With growing popularity and richer functionality of handheld devices such as PDAs and smart phones, users can enjoy a variety of videos in almost anyplace and anytime. However, since the battery-consumed devices are constrained by limited resources, decoding of full scale video in terms of the frame size and rate is not efficient for handheld devices. This paper presents a low complexity and perceptual quality optimized video playback algorithm. In the proposed method, the best combination of the frame size and rate is determined to maximize the user perceived quality subject to given complexity constraint.
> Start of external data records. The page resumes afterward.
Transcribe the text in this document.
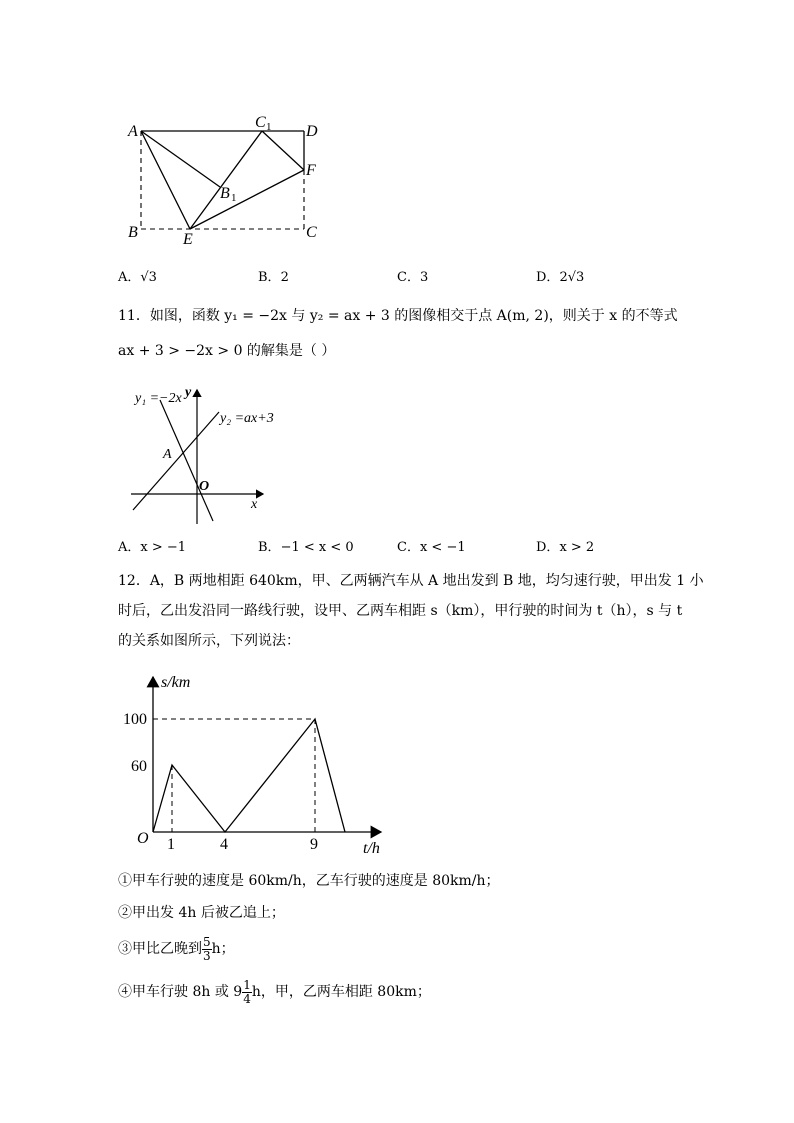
A
C 1 D
F
B 1
B	E	C
A．√3	B．2	C．3	D．2√3
11．如图，函数 y₁ = −2x 与 y₂ = ax + 3 的图像相交于点 A(m, 2)，则关于 x 的不等式
ax + 3 > −2x > 0 的解集是（ ）
y₁ =−2x
y₂ =ax+3
A
O
x
y
A．x > −1	B．−1 < x < 0	C．x < −1	D．x > 2
12．A，B 两地相距 640km，甲、乙两辆汽车从 A 地出发到 B 地，均匀速行驶，甲出发 1 小
时后，乙出发沿同一路线行驶，设甲、乙两车相距 s（km），甲行驶的时间为 t（h），s 与 t
的关系如图所示，下列说法：
s/km
t/h
O
100
60
1	4	9
①甲车行驶的速度是 60km/h，乙车行驶的速度是 80km/h；
②甲出发 4h 后被乙追上；
③甲比乙晚到 $\frac{5}{3}$ h；
④甲车行驶 8h 或 $9 \frac{1}{4}$ h，甲，乙两车相距 80km；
According to the selected frame size and rate, the proposed H.264 decoder performs the spatio-temporal rescaling during video playback. Experimental results show that the proposed method reduces the computational complexity significantly while maintaining the acceptable video quality for video playback on handheld devices.

Frame-adaptive deblocking filter for H.264/AVC

This paper presents a frame-adaptive deblocking filter that can improve the coding efficiency of the H.264/AVC standard. In the proposed deblocking scheme, the optimal filter coefficients are found by minimizing the mean square error between the block edge in each decoded frame and that in the corresponding original frame. Experimental results show that the proposed deblocking scheme can increase the average PSNR by up to 0.29 dB in the I only coding structure and 0.13 dB in the IPPP coding structure, as compared to the H.264/AVC standard.